@datagica/parse-companies
v0.0.7
Published
Find companies in a text
Downloads
6
Readme
Parse companies
Find companies in a text. Well, most of the time.
Free data sources used
- french open corporation database (SIRENE)
- http://www.opendata500.com/us/list/
- https://github.com/GovLab/OpenData500
- http://api.corpwatch.org
- https://datahub.io/dataset/corpwatch
Guidelines
It is better to have little solid data than a lot of garbage, so I try to clean up and verify things by hand (with google) as much as possible, or by using pattern matching to normalize anomalies.
When cleaning up the dataset, there are a couple of things to keep in mind:
Common problems
Examples of anomalies and issues:
- The legal category of companies may or may not be present
- The legal category might have variations (eg. S.A.S., S.A.S, SAS..)
- Or it can be at the beginning or the end (eg. "FOOBAR SARL", "SARL FOOBAR")
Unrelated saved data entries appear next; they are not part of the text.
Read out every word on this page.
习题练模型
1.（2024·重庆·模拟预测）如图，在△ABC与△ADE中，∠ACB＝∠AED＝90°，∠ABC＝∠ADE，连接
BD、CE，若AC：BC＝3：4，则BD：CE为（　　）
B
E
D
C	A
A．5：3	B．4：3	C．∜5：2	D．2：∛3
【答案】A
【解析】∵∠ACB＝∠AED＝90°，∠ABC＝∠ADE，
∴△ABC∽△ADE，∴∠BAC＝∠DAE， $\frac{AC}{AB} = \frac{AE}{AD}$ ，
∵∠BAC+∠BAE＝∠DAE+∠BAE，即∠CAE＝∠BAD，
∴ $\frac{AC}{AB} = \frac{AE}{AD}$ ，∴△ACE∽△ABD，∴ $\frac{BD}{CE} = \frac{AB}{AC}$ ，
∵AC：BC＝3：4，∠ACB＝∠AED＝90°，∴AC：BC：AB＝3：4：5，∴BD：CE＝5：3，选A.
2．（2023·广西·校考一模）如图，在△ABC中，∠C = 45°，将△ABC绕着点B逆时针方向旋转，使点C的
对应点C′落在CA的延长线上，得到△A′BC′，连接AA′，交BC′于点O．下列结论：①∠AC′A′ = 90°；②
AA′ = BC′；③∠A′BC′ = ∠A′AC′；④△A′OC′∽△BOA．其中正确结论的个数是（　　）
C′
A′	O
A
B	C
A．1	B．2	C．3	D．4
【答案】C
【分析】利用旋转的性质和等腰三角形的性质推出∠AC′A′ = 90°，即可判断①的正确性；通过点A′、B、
The solution to this is to normalize the names whenever possible, and generate aliases covering most of the cases
About aliases
You may wonder why we pre-generate aliases, since it could be done at runtime for entries in the dataset and/or for each word found in documents as we go.
It is important to understand that normalizing stuff at runtime is costly for the CPU while disk, memory and network are getting faster and cheaper.
Until a certain size limit, it is much faster to just load a big blob in memory, rather than doing additional per-row work (especially since we have 1M+ rows).
Admittedly that doesn't mean we cannot perform normalization at runtime:
@datagica/parse-entities
actually does perform basic normalization,
and allow one to define custom rules.
I didn't feel the need for this step in parse-companies
until now,
but if you want you can have a look at parse-institution
to see how it is done.
Perhaps this technique could be used to solve cases such as "SAS FRENCH COMPANY" VS "FRENCH COMPANY SAS". Still, to be used with moderation as we need to keep a good balance between loading time, cpu and memory.
cover names
Many business have a corporate name different from the business name, eg. the name of the company owning a restaurant might be different.
In that case, the restaurant name should be in the aliases
small business
For small business better to prepend the category and/or append the street eg:
"BAR TABAC" => "Bar Tabac, 28 Smith Street, Brooklyn" "LE CARREFOUR" => "RESTAURANT LE CARREFOUR", "LE CARREFOUR, 42 RUE DU BLABLA" "MARCEL" => "GARAGE MARCEL"
Hedge funds subsidiaries / family trusts
- they are mostly piggy banks and proxies for money, not "real" business with offices, services, customers..
- usually owned by a single guy or a hedge fund and located in a tax-free heaven
- they have weird names such as "LITTLE SUNSHINE HEDGE FUND CAIMAN B XXVII" or "JOHN DOE JR FAMILY HOLDING"
For the moment they are of little interest for us when analyzing news reports and curriculums, so we delete them when we find one (filter by name, company size eg. 1 person company => delete).
However, if the hedge fund is actually a big thing, we can also delete the subsidiary and only keep the parent company (eg. "LITTLE SUNSHINE HEDGE FUND CAIMAN B XXVII" => "LITTLE SUNSHINE")
This is not an issue, because if want to use them in the future, we can still go back to CorpWatch (us) or SIRENE (fr) and download the full listings again.